There’s another benefit to choosing to spy on the enemy as your primary focus for a turn. Should the enemy declare war that turn, they won’t be able to mount a surprise attack.
So how is it a bit like rock/paper/scissors? Well, once the cold war becomes a hot war with one side successfully beginning hostilities, you have to anticipate the enemy’s moves. When you activate an air base, do you think the skies are clear enough for you to launch bombers, or would it be better to launch defensive fighters in case they have bombers in the air? (A mixed approach between bombers and fighters is also an option, but it provides less attack strength and less defensive power.) Or do you anticipate enemy ICBMs coming in, meaning your best approach is to make sure you have anti-missile batteries in the air? (Anti-missile batteries will also strike bombers if they get past your fighter screen.) Or do you launch subs, as the missiles they’ll launch are more accurate than ICBMs and cannot be shot down like incoming bombers.

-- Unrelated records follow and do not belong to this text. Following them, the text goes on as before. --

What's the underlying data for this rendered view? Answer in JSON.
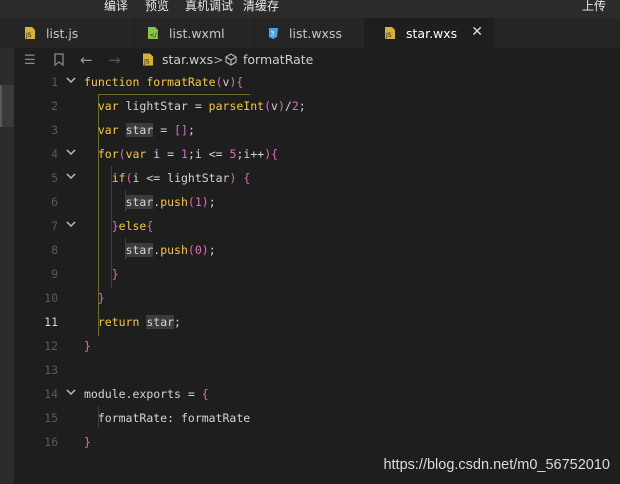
{
  "menu": {
    "items": [
      "编译",
      "预览",
      "真机调试",
      "清缓存"
    ],
    "right": "上传"
  },
  "tabs": [
    {
      "label": "list.js",
      "icon": "js-file-icon",
      "active": false
    },
    {
      "label": "list.wxml",
      "icon": "wxml-file-icon",
      "active": false
    },
    {
      "label": "list.wxss",
      "icon": "css-file-icon",
      "active": false
    },
    {
      "label": "star.wxs",
      "icon": "js-file-icon",
      "active": true
    }
  ],
  "tab_close": "✕",
  "breadcrumb": {
    "file": "star.wxs",
    "separator": ">",
    "symbol": "formatRate"
  },
  "editor": {
    "current_line": 11,
    "lines": [
      "function formatRate(v){",
      "  var lightStar = parseInt(v)/2;",
      "  var star = [];",
      "  for(var i = 1;i <= 5;i++){",
      "    if(i <= lightStar) {",
      "      star.push(1);",
      "    }else{",
      "      star.push(0);",
      "    }",
      "  }",
      "  return star;",
      "}",
      "",
      "module.exports = {",
      "  formatRate: formatRate",
      "}"
    ],
    "line_numbers": [
      "1",
      "2",
      "3",
      "4",
      "5",
      "6",
      "7",
      "8",
      "9",
      "10",
      "11",
      "12",
      "13",
      "14",
      "15",
      "16"
    ]
  },
  "watermark": "https://blog.csdn.net/m0_56752010",
  "colors": {
    "background": "#1e1e1e",
    "keyword": "#f2c94c",
    "number": "#e06cbe"
  }
}
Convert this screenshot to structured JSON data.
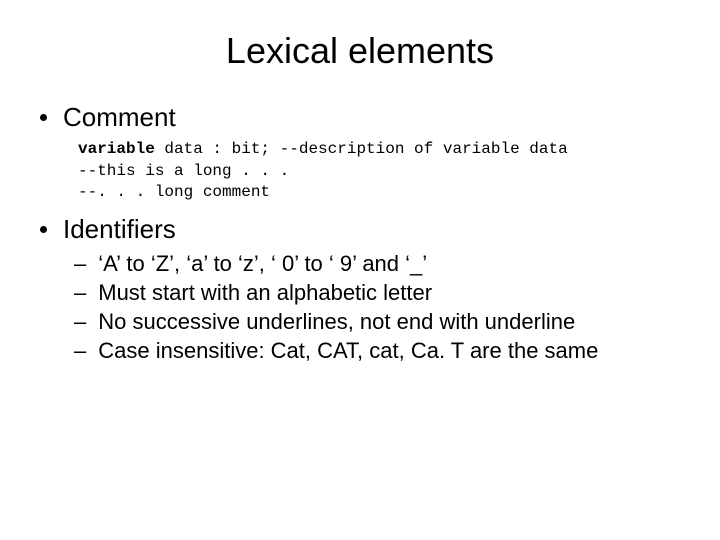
{
  "title": "Lexical elements",
  "sections": {
    "comment": {
      "label": "Comment",
      "code_kw": "variable",
      "code_rest_line1": " data : bit; --description of variable data",
      "code_line2": "--this is a long . . .",
      "code_line3": "--. . . long comment"
    },
    "identifiers": {
      "label": "Identifiers",
      "items": [
        "‘A’ to ‘Z’, ‘a’ to ‘z’, ‘ 0’ to ‘ 9’ and ‘_’",
        "Must start with an alphabetic letter",
        "No successive underlines, not end with underline",
        "Case insensitive: Cat, CAT, cat, Ca. T are the same"
      ]
    }
  }
}
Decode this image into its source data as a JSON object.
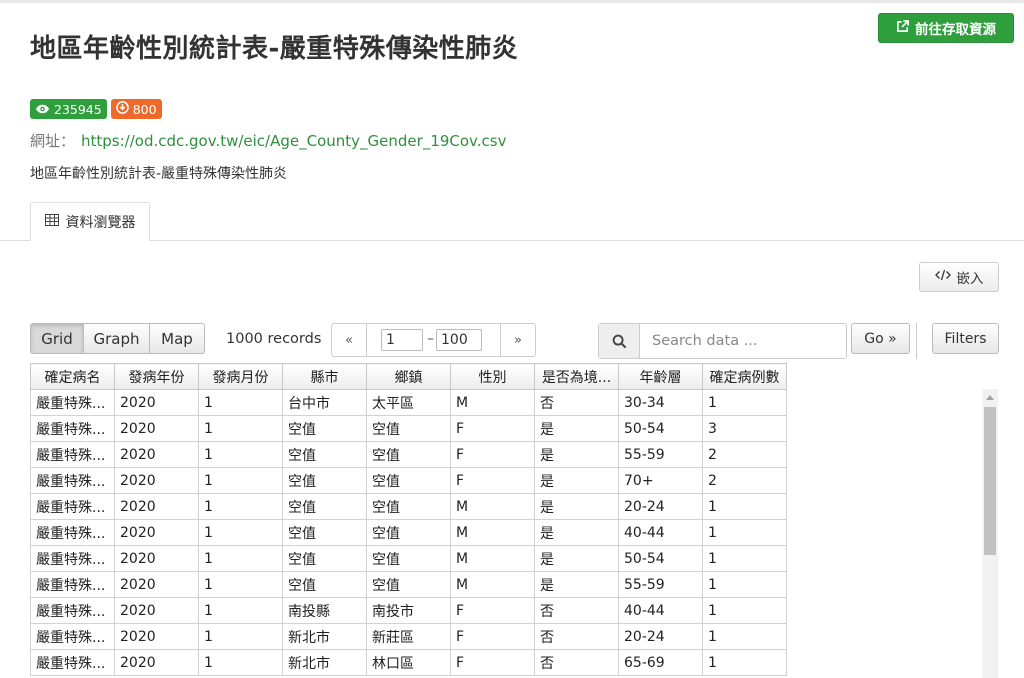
{
  "page": {
    "title": "地區年齡性別統計表-嚴重特殊傳染性肺炎",
    "goto_button": "前往存取資源",
    "views": "235945",
    "downloads": "800",
    "url_label": "網址：",
    "url": "https://od.cdc.gov.tw/eic/Age_County_Gender_19Cov.csv",
    "description": "地區年齡性別統計表-嚴重特殊傳染性肺炎",
    "tab_label": "資料瀏覽器",
    "embed_button": "嵌入"
  },
  "toolbar": {
    "views": [
      "Grid",
      "Graph",
      "Map"
    ],
    "active_view": "Grid",
    "records": "1000 records",
    "pager_prev": "«",
    "pager_next": "»",
    "from": "1",
    "dash": "–",
    "to": "100",
    "search_placeholder": "Search data ...",
    "go_button": "Go »",
    "filters_button": "Filters"
  },
  "grid": {
    "columns": [
      "確定病名",
      "發病年份",
      "發病月份",
      "縣市",
      "鄉鎮",
      "性別",
      "是否為境...",
      "年齡層",
      "確定病例數"
    ],
    "rows": [
      [
        "嚴重特殊...",
        "2020",
        "1",
        "台中市",
        "太平區",
        "M",
        "否",
        "30-34",
        "1"
      ],
      [
        "嚴重特殊...",
        "2020",
        "1",
        "空值",
        "空值",
        "F",
        "是",
        "50-54",
        "3"
      ],
      [
        "嚴重特殊...",
        "2020",
        "1",
        "空值",
        "空值",
        "F",
        "是",
        "55-59",
        "2"
      ],
      [
        "嚴重特殊...",
        "2020",
        "1",
        "空值",
        "空值",
        "F",
        "是",
        "70+",
        "2"
      ],
      [
        "嚴重特殊...",
        "2020",
        "1",
        "空值",
        "空值",
        "M",
        "是",
        "20-24",
        "1"
      ],
      [
        "嚴重特殊...",
        "2020",
        "1",
        "空值",
        "空值",
        "M",
        "是",
        "40-44",
        "1"
      ],
      [
        "嚴重特殊...",
        "2020",
        "1",
        "空值",
        "空值",
        "M",
        "是",
        "50-54",
        "1"
      ],
      [
        "嚴重特殊...",
        "2020",
        "1",
        "空值",
        "空值",
        "M",
        "是",
        "55-59",
        "1"
      ],
      [
        "嚴重特殊...",
        "2020",
        "1",
        "南投縣",
        "南投市",
        "F",
        "否",
        "40-44",
        "1"
      ],
      [
        "嚴重特殊...",
        "2020",
        "1",
        "新北市",
        "新莊區",
        "F",
        "否",
        "20-24",
        "1"
      ],
      [
        "嚴重特殊...",
        "2020",
        "1",
        "新北市",
        "林口區",
        "F",
        "否",
        "65-69",
        "1"
      ]
    ]
  },
  "colors": {
    "accent_green": "#2f9f3e",
    "link_green": "#2f8f3e",
    "download_orange": "#ee6a2a"
  },
  "icons": {
    "goto": "external-link-icon",
    "views": "eye-icon",
    "downloads": "download-circle-icon",
    "tab": "table-icon",
    "embed": "code-icon",
    "search": "search-icon"
  }
}
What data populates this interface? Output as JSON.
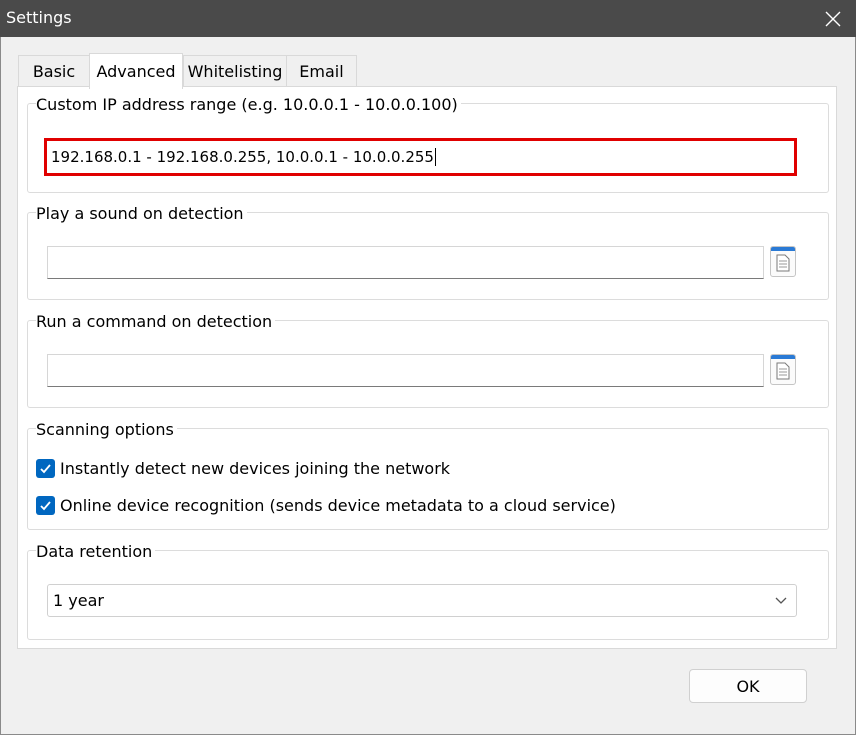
{
  "window": {
    "title": "Settings"
  },
  "tabs": [
    {
      "label": "Basic"
    },
    {
      "label": "Advanced"
    },
    {
      "label": "Whitelisting"
    },
    {
      "label": "Email"
    }
  ],
  "active_tab": "Advanced",
  "ip_range": {
    "title": "Custom IP address range (e.g. 10.0.0.1 - 10.0.0.100)",
    "value": "192.168.0.1 - 192.168.0.255, 10.0.0.1 - 10.0.0.255"
  },
  "sound": {
    "title": "Play a sound on detection",
    "value": "",
    "browse_icon": "file-browse-icon"
  },
  "command": {
    "title": "Run a command on detection",
    "value": "",
    "browse_icon": "file-browse-icon"
  },
  "scanning": {
    "title": "Scanning options",
    "options": [
      {
        "label": "Instantly detect new devices joining the network",
        "checked": true
      },
      {
        "label": "Online device recognition (sends device metadata to a cloud service)",
        "checked": true
      }
    ]
  },
  "retention": {
    "title": "Data retention",
    "selected": "1 year"
  },
  "buttons": {
    "ok": "OK"
  },
  "colors": {
    "accent": "#0067c0",
    "highlight_border": "#e00000",
    "titlebar": "#4a4a4a"
  }
}
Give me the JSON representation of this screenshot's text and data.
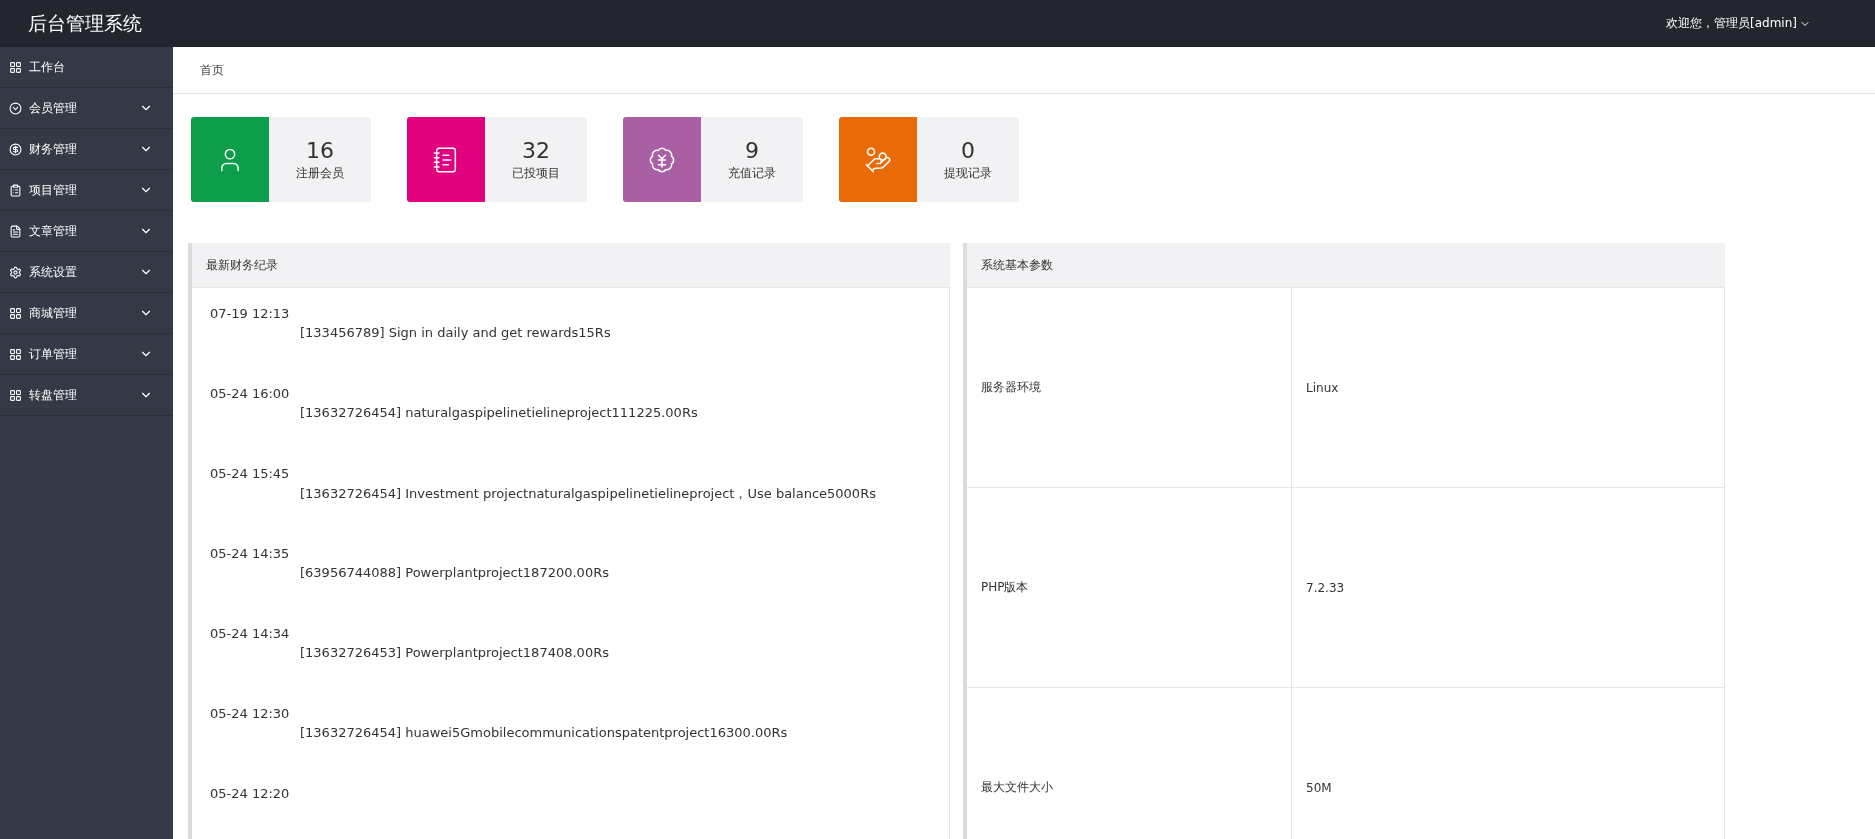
{
  "header": {
    "title": "后台管理系统",
    "user_menu": "欢迎您，管理员[admin]"
  },
  "sidebar": {
    "items": [
      {
        "label": "工作台",
        "kind": "link"
      },
      {
        "label": "会员管理",
        "kind": "group"
      },
      {
        "label": "财务管理",
        "kind": "group"
      },
      {
        "label": "项目管理",
        "kind": "group"
      },
      {
        "label": "文章管理",
        "kind": "group"
      },
      {
        "label": "系统设置",
        "kind": "group"
      },
      {
        "label": "商城管理",
        "kind": "group"
      },
      {
        "label": "订单管理",
        "kind": "group"
      },
      {
        "label": "转盘管理",
        "kind": "group"
      }
    ]
  },
  "breadcrumb": "首页",
  "stats": [
    {
      "value": "16",
      "label": "注册会员",
      "color": "#0c9e4b"
    },
    {
      "value": "32",
      "label": "已投项目",
      "color": "#e3007e"
    },
    {
      "value": "9",
      "label": "充值记录",
      "color": "#a95fa3"
    },
    {
      "value": "0",
      "label": "提现记录",
      "color": "#eb6a08"
    }
  ],
  "finance_panel": {
    "title": "最新财务纪录",
    "records": [
      {
        "time": "07-19 12:13",
        "text": "[133456789] Sign in daily and get rewards15Rs"
      },
      {
        "time": "05-24 16:00",
        "text": "[13632726454] naturalgaspipelinetielineproject111225.00Rs"
      },
      {
        "time": "05-24 15:45",
        "text": "[13632726454] Investment projectnaturalgaspipelinetielineproject，Use balance5000Rs"
      },
      {
        "time": "05-24 14:35",
        "text": "[63956744088] Powerplantproject187200.00Rs"
      },
      {
        "time": "05-24 14:34",
        "text": "[13632726453] Powerplantproject187408.00Rs"
      },
      {
        "time": "05-24 12:30",
        "text": "[13632726454] huawei5Gmobilecommunicationspatentproject16300.00Rs"
      },
      {
        "time": "05-24 12:20"
      }
    ]
  },
  "params_panel": {
    "title": "系统基本参数",
    "rows": [
      {
        "name": "服务器环境",
        "value": "Linux"
      },
      {
        "name": "PHP版本",
        "value": "7.2.33"
      },
      {
        "name": "最大文件大小",
        "value": "50M"
      }
    ]
  }
}
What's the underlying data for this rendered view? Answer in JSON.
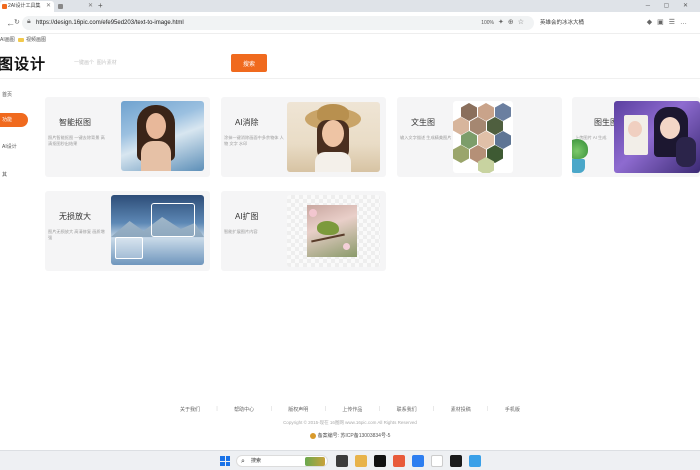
{
  "browser": {
    "tabs": [
      {
        "label": "2AI设计工具集",
        "active": true
      },
      {
        "label": "",
        "active": false
      }
    ],
    "url": "https://design.16pic.com/efe95ed203/text-to-image.html",
    "zoom": "100%",
    "toolbar_text": "英雄会的冰冰大桶",
    "bookmarks": [
      "AI画图",
      "视频画图"
    ]
  },
  "header": {
    "site_title": "图设计",
    "search_placeholder": "一键画个  图片素材",
    "search_button": "搜索"
  },
  "sidebar": {
    "items": [
      {
        "label": "首页",
        "active": false
      },
      {
        "label": "功能",
        "active": true
      },
      {
        "label": "AI设计",
        "active": false
      },
      {
        "label": "其",
        "active": false
      }
    ]
  },
  "cards": [
    {
      "title": "智能抠图",
      "desc": "照片智能抠图 一键去除背景 高清抠图秒出结果",
      "image": "portrait-woman"
    },
    {
      "title": "AI消除",
      "desc": "涂抹一键消除画面中多余物体 人物 文字 水印",
      "image": "woman-straw-hat"
    },
    {
      "title": "文生图",
      "desc": "输入文字描述 生成精美图片",
      "image": "hex-collage"
    },
    {
      "title": "图生图",
      "desc": "上传图片 AI 生成",
      "image": "anime-couple"
    },
    {
      "title": "无损放大",
      "desc": "图片无损放大 高清修复 画质增强",
      "image": "mountain-lake"
    },
    {
      "title": "AI扩图",
      "desc": "智能扩展图片内容",
      "image": "bird-branch"
    }
  ],
  "footer": {
    "links": [
      "关于我们",
      "帮助中心",
      "版权声明",
      "上传作品",
      "联系我们",
      "素材投稿",
      "手机版"
    ],
    "copyright": "Copyright © 2015-现在 16图网 www.16pic.com All Rights Reserved",
    "icp": "备案编号: 苏ICP备13003834号-5"
  },
  "taskbar": {
    "search_label": "搜索"
  },
  "colors": {
    "accent": "#f06a1e",
    "card_bg": "#f5f5f6"
  }
}
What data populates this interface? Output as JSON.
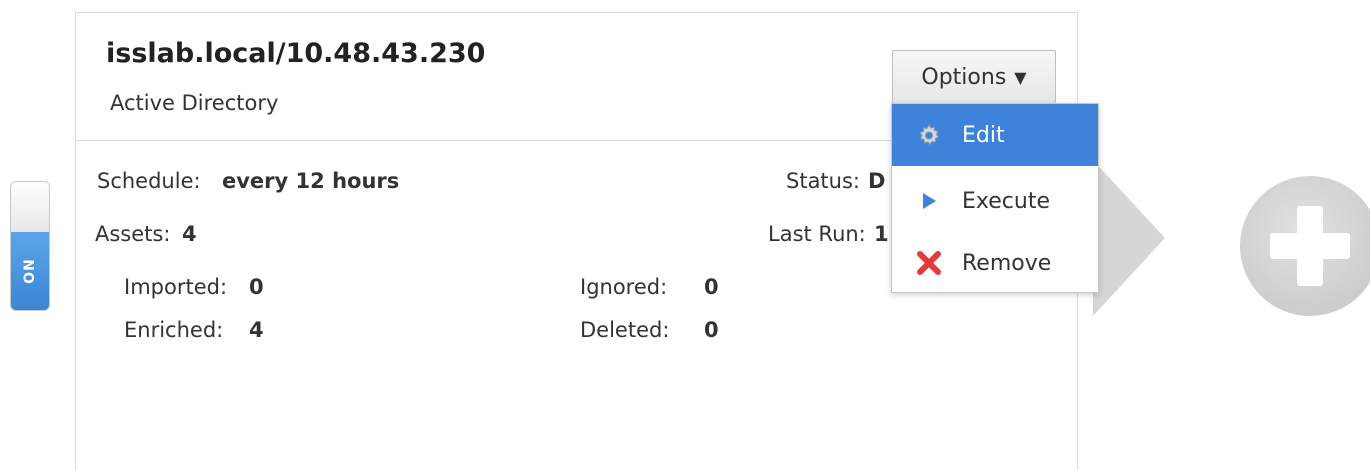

Bombers and subs take a random and unpredictable amount of time to get to their targets, whereas ICBMs arrive the same turn they’re launched. It’s almost never worth launching a fighter defence wing the first turn, since the bombers will take at least one turn to arrive. Anti-missile batteries are extremely effective, but last only for the turn they’re launched, whereas fighters aren’t as effective at shooting down bombers but will stay in the air turn after turn shooting down what they can, unless and until they get show down themselves.
Strategy for me boiled down to picking a strategy and sticking with it: missiles (either ICBMs or those launched from subs) are guided, so having done lots of intelligence gathering during the early stages is key. On the other hand, if you’re going to have a bomber-centric strategy, don’t bother with much intelligence as bombers are smart enough to pick their targets when they arrive at the USSR; what they pick is random, but at least you’re not possibly hitting empty space like an ICBM. And bombers are deadly accurate, whereas ICBMs sometimes miss by quite a bit.
One interesting element of the game is that it can end in a tie. The game considers what the international community thinks of each side’s actions, and if the score is close, but the losing side has curried more international favour, then the game will indicate the war was inconclusive. That was an interesting element: I can’t think of many games where a tie is a possibility.
In some ways it reminds me of “Sol Invasion”, which I reviewed way back on Day 33. Both games are singularly basic and unimpressive at first glance, but once you “get it” you suddenly see the game in a new light. In the end I enjoyed “Nuke War ’84”, and given I spent a couple of hours exploring the game and trying different strategies, it was well worth the 80 Microsoft Points I spent on it today.
Here’s what the developer (We Love Hamsters Software) has to say about the game:
“Two tribes go to war in this strategy game that recreates the tension and paranoia of the cold war era. Build bases and spy on your enemy, each side waiting for the best moment to push the button first. Once war is on, gauge the benefits of offense versus defense as you activate your bases. Can you outwit the computer and win a nuclear war?”